Bisnis.com, JAKARTA — International Monetary Fund atau IMF memproyeksikan bahwa pertumbuhan ekonomi Indonesia masih sebesar 5,1% pada 2029. Sementara itu, pertumbuhan ekonomi Indonesia 2024 diperkirakan tetap 5,0% atau stagnan dari tahun lalu.
Hal itu tercantum dalam World Economic Outlook edisi Oktober 2024 yang diterbitkan IMF atau Dana Moneter Internasional pada hari ini, Selasa (22/10/2024).
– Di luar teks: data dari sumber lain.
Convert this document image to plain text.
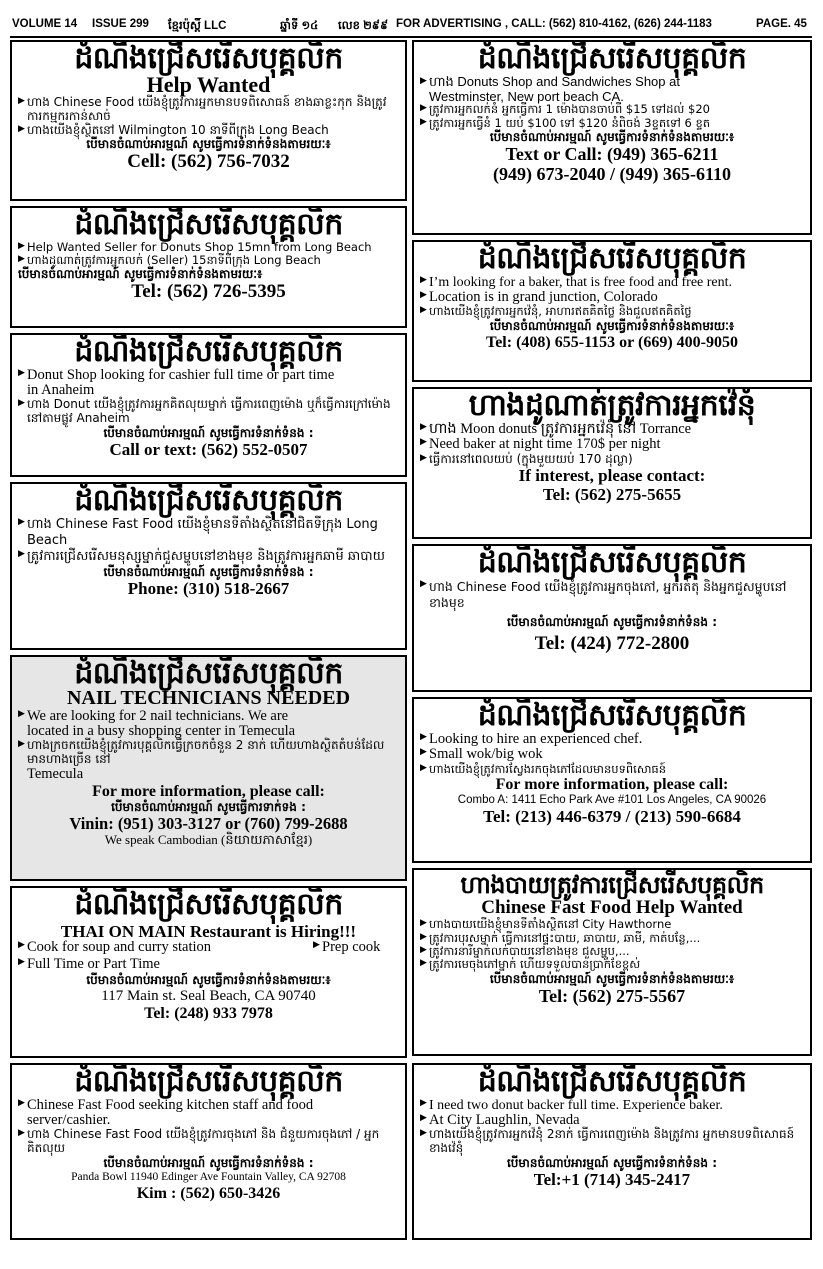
VOLUME 14 ISSUE 299 ខ្មែរប៉ុស្តិ៍ LLC	ឆ្នាំទី ១៤ លេខ ២៩៩ FOR ADVERTISING , CALL: (562) 810-4162, (626) 244-1183	PAGE. 45
ដំណឹងជ្រើសរើសបុគ្គលិក
Help Wanted
▶ ហាង Chinese Food យើងខ្ញុំត្រូវការអ្នកមានបទពិសោធន៍ ខាងឆាខ្លះកុក និងត្រូវការកម្មករកាន់សាច់
▶ ហាងយើងខ្ញុំស្ថិតនៅ Wilmington 10 នាទីពីក្រុង Long Beach
បើមានចំណាប់អារម្មណ៍ សូមធ្វើការទំនាក់ទំនងតាមរយៈ៖
Cell: (562) 756-7032
ដំណឹងជ្រើសរើសបុគ្គលិក
▶ Help Wanted Seller for Donuts Shop 15mn from Long Beach
▶ ហាងដូណាត់ត្រូវការអ្នកលក់ (Seller) 15នាទីពីក្រុង Long Beach
បើមានចំណាប់អារម្មណ៍ សូមធ្វើការទំនាក់ទំនងតាមរយៈ៖
Tel: (562) 726-5395
ដំណឹងជ្រើសរើសបុគ្គលិក
▶ Donut Shop looking for cashier full time or part time
in Anaheim
▶ ហាង Donut យើងខ្ញុំត្រូវការអ្នកគិតលុយម្នាក់ ធ្វើការពេញម៉ោង ឬក៏ធ្វើការក្រៅម៉ោង នៅតាមផ្លូវ Anaheim
បើមានចំណាប់អារម្មណ៍ សូមធ្វើការទំនាក់ទំនង :
Call or text: (562) 552-0507
ដំណឹងជ្រើសរើសបុគ្គលិក
▶ ហាង Chinese Fast Food យើងខ្ញុំមានទីតាំងស្ថិតនៅជិតទីក្រុង Long Beach
▶ ត្រូវការជ្រើសរើសមនុស្សម្នាក់ជួសម្ហូបនៅខាងមុខ និងត្រូវការអ្នកឆាមី ឆាបាយ
បើមានចំណាប់អារម្មណ៍ សូមធ្វើការទំនាក់ទំនង :
Phone: (310) 518-2667
ដំណឹងជ្រើសរើសបុគ្គលិក
NAIL TECHNICIANS NEEDED
▶ We are looking for 2 nail technicians. We are
located in a busy shopping center in Temecula
▶ ហាងក្រចកយើងខ្ញុំត្រូវការបុគ្គលិកធ្វើក្រចកចំនួន 2 នាក់ ហើយហាងស្ថិតតំបន់ដែលមានហាងច្រើន នៅ
Temecula
For more information, please call:
បើមានចំណាប់អារម្មណ៍ សូមធ្វើការទាក់ទង :
Vinin: (951) 303-3127 or (760) 799-2688
We speak Cambodian (និយាយភាសាខ្មែរ)
ដំណឹងជ្រើសរើសបុគ្គលិក
THAI ON MAIN Restaurant is Hiring!!!
▶ Cook for soup and curry station	▶ Prep cook
▶ Full Time or Part Time
បើមានចំណាប់អារម្មណ៍ សូមធ្វើការទំនាក់ទំនងតាមរយៈ៖
117 Main st. Seal Beach, CA 90740
Tel: (248) 933 7978
ដំណឹងជ្រើសរើសបុគ្គលិក
▶ Chinese Fast Food seeking kitchen staff and food
server/cashier.
▶ ហាង Chinese Fast Food យើងខ្ញុំត្រូវការចុងភៅ និង ជំនួយការចុងភៅ / អ្នកគិតលុយ
បើមានចំណាប់អារម្មណ៍ សូមធ្វើការទំនាក់ទំនង :
Panda Bowl 11940 Edinger Ave Fountain Valley, CA 92708
Kim : (562) 650-3426
ដំណឹងជ្រើសរើសបុគ្គលិក
▶ ហាង Donuts Shop and Sandwiches Shop at
Westminster, New port beach CA.
▶ ត្រូវការអ្នកលក់នំ អ្នកធ្វើការ 1 ម៉ោងបានចាប់ពី $15 ទៅដល់ $20
▶ ត្រូវការអ្នកធ្វើនំ 1 យប់ $100 ទៅ $120 នំពិចង់ 3ខ្ទតទៅ 6 ខ្ទត
បើមានចំណាប់អារម្មណ៍ សូមធ្វើការទំនាក់ទំនងតាមរយៈ៖
Text or Call: (949) 365-6211
(949) 673-2040 / (949) 365-6110
ដំណឹងជ្រើសរើសបុគ្គលិក
▶ I’m looking for a baker, that is free food and free rent.
▶ Location is in grand junction, Colorado
▶ ហាងយើងខ្ញុំត្រូវការអ្នកវ៉េន៉ំ, អាហារឥតគិតថ្លៃ និងជួលឥតគិតថ្លៃ
បើមានចំណាប់អារម្មណ៍ សូមធ្វើការទំនាក់ទំនងតាមរយៈ៖
Tel: (408) 655-1153 or (669) 400-9050
ហាងដូណាត់ត្រូវការអ្នកវ៉េន៉ំ
▶ ហាង Moon donuts ត្រូវការអ្នកវ៉េន៉ំ នៅ Torrance
▶ Need baker at night time 170$ per night
▶ ធ្វើការនៅពេលយប់ (ក្នុងមួយយប់ 170 ដុល្លា)
If interest, please contact:
Tel: (562) 275-5655
ដំណឹងជ្រើសរើសបុគ្គលិក
▶ ហាង Chinese Food យើងខ្ញុំត្រូវការអ្នកចុងភៅ, អ្នករត់តុ និងអ្នកជួសម្ហូបនៅខាងមុខ
បើមានចំណាប់អារម្មណ៍ សូមធ្វើការទំនាក់ទំនង :
Tel: (424) 772-2800
ដំណឹងជ្រើសរើសបុគ្គលិក
▶ Looking to hire an experienced chef.
▶ Small wok/big wok
▶ ហាងយើងខ្ញុំត្រូវការស្វែងរកចុងភៅដែលមានបទពិសោធន៍
For more information, please call:
Combo A: 1411 Echo Park Ave #101 Los Angeles, CA 90026
Tel: (213) 446-6379 / (213) 590-6684
ហាងបាយត្រូវការជ្រើសរើសបុគ្គលិក
Chinese Fast Food Help Wanted
▶ ហាងបាយយើងខ្ញុំមានទីតាំងស្ថិតនៅ City Hawthorne
▶ ត្រូវការបុរសម្នាក់ ធ្វើការនៅផ្ទះបាយ, ឆាបាយ, ឆាមី, កាត់បន្លែ,...
▶ ត្រូវការនារីម្នាក់លក់បាយនៅខាងមុខ ជួសម្ហូប,...
▶ ត្រូវការមេចុងភៅម្នាក់ ហើយទទួលបានប្រាក់ខែខ្ពស់
បើមានចំណាប់អារម្មណ៍ សូមធ្វើការទំនាក់ទំនងតាមរយៈ៖
Tel: (562) 275-5567
ដំណឹងជ្រើសរើសបុគ្គលិក
▶ I need two donut backer full time. Experience baker.
▶ At City Laughlin, Nevada
▶ ហាងយើងខ្ញុំត្រូវការអ្នកវ៉េន៉ំ 2នាក់ ធ្វើការពេញម៉ោង និងត្រូវការ អ្នកមានបទពិសោធន៍ខាងវ៉េន៉ំ
បើមានចំណាប់អារម្មណ៍ សូមធ្វើការទំនាក់ទំនង :
Tel:+1 (714) 345-2417
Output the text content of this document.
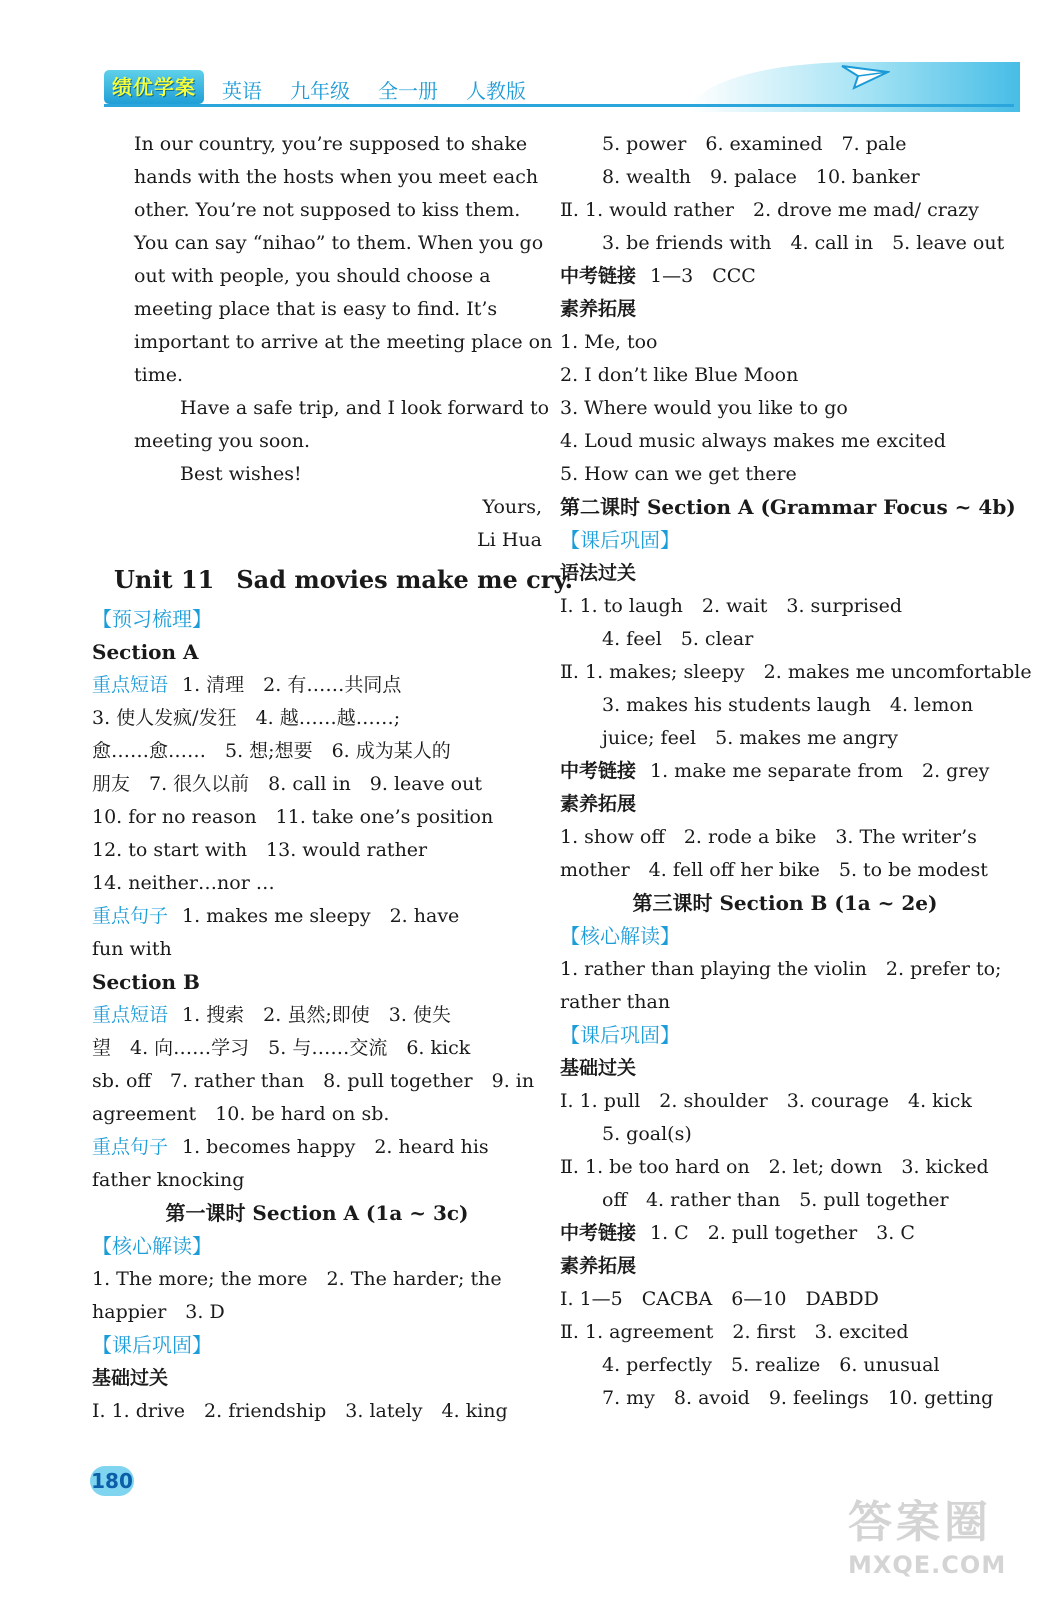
绩优学案	英语 九年级 全一册 人教版
In our country, you’re supposed to shake
hands with the hosts when you meet each
other. You’re not supposed to kiss them.
You can say “nihao” to them. When you go
out with people, you should choose a
meeting place that is easy to find. It’s
important to arrive at the meeting place on
time.
Have a safe trip, and I look forward to
meeting you soon.
Best wishes!
Yours,
Li Hua
Unit 11 Sad movies make me cry.
【预习梳理】
Section A
重点短语 1. 清理　2. 有……共同点
3. 使人发疯/发狂　4. 越……越……;
愈……愈……　5. 想;想要　6. 成为某人的
朋友　7. 很久以前　8. call in　9. leave out
10. for no reason　11. take one’s position
12. to start with　13. would rather
14. neither…nor …
重点句子 1. makes me sleepy　2. have
fun with
Section B
重点短语 1. 搜索　2. 虽然;即使　3. 使失
望　4. 向……学习　5. 与……交流　6. kick
sb. off　7. rather than　8. pull together　9. in
agreement　10. be hard on sb.
重点句子 1. becomes happy　2. heard his
father knocking
第一课时 Section A (1a ~ 3c)
【核心解读】
1. The more; the more　2. The harder; the
happier　3. D
【课后巩固】
基础过关
Ⅰ. 1. drive　2. friendship　3. lately　4. king
5. power　6. examined　7. pale
8. wealth　9. palace　10. banker
Ⅱ. 1. would rather　2. drove me mad/ crazy
3. be friends with　4. call in　5. leave out
中考链接 1—3　CCC
素养拓展
1. Me, too
2. I don’t like Blue Moon
3. Where would you like to go
4. Loud music always makes me excited
5. How can we get there
第二课时 Section A (Grammar Focus ~ 4b)
【课后巩固】
语法过关
Ⅰ. 1. to laugh　2. wait　3. surprised
4. feel　5. clear
Ⅱ. 1. makes; sleepy　2. makes me uncomfortable
3. makes his students laugh　4. lemon
juice; feel　5. makes me angry
中考链接 1. make me separate from　2. grey
素养拓展
1. show off　2. rode a bike　3. The writer’s
mother　4. fell off her bike　5. to be modest
第三课时 Section B (1a ~ 2e)
【核心解读】
1. rather than playing the violin　2. prefer to;
rather than
【课后巩固】
基础过关
Ⅰ. 1. pull　2. shoulder　3. courage　4. kick
5. goal(s)
Ⅱ. 1. be too hard on　2. let; down　3. kicked
off　4. rather than　5. pull together
中考链接 1. C　2. pull together　3. C
素养拓展
Ⅰ. 1—5　CACBA　6—10　DABDD
Ⅱ. 1. agreement　2. first　3. excited
4. perfectly　5. realize　6. unusual
7. my　8. avoid　9. feelings　10. getting
180
答案圈
MXQE.COM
Laporan itu berjudul "Policy Pivot, Rising Threats" yang berarti Pergeseran Kebijakan, Meningkatnya Ancaman.
Dalam laporan tersebut, IMF memproyeksikan bahwa pertumbuhan ekonomi Indonesia tahun ini akan mencapai 5,0%. Seperti tahun-tahun sebelumnya, pertumbuhan ekonomi diperkirakan tetap berada di tren 5%.
Sayangnya, perkiraan IMF ke depan pertumbuhan ekonomi Indonesia tidak menunjukkan kenaikan yang signifikan. Misalnya, pada 2025 laju ekonomi diperkirakan hanya mencapai 5,1%.
Bahkan, IMF memproyeksikan bahwa pada 2029 pertumbuhan ekonomi Indonesia akan tetap di 5,1%.
Seperti diketahui, 2029 merupakan akhir masa jabatan pemerintahan Presiden Prabowo Subianto dan wakil presidennya, Gibran Rakabuming Raka.
Baca Juga
Padahal, Prabowo bercita-cita untuk mendorong pertumbuhan ekonomi Indonesia hingga 8%. Proyeksi IMF itu seolah menunjukkan bahwa ambisi Prabowo masih cenderung sulit tercapai.
Adapun, indikator lainnya yang diproyeksikan oleh IMF adalah inflasi Indonesia akan stabil di 2,3% pada 2024. Lalu, neraca transaksi berjalan 2024 diperkirakan -1,0%, dan tingkat pengangguran pada 2024 sebesar 5,2%.
Secara umum, laporan World Economic Outlook Oktober 2024 menggambarkan bahwa perjuangan global melawan Inflasi sebagian besar berhasil dimenangkan. Tingkat inflasi secara global diperkirakan mencapai 3,5% pada akhir 2025, di bawah tingkat rata-rata 2000—2019 sebesar 3,6%.
Lalu, meskipun terjadi pengetatan kebijakan moneter yang tajam di banyak belahan dunia, kondisi ekonomi global tetap tangguh sehingga terhindar dari resesi.
"Pertumbuhan ekonomi [global] diproyeksikan tetap stabil di 3,2% pada 2024 dan 2025, meskipun beberapa negara, terutama negara berkembang berpendapatan rendah, telah mengalami revisi pertumbuhan yang cukup besar, yang sering kali disebabkan oleh eskalasi konflik," dikutip dari laporan IMF.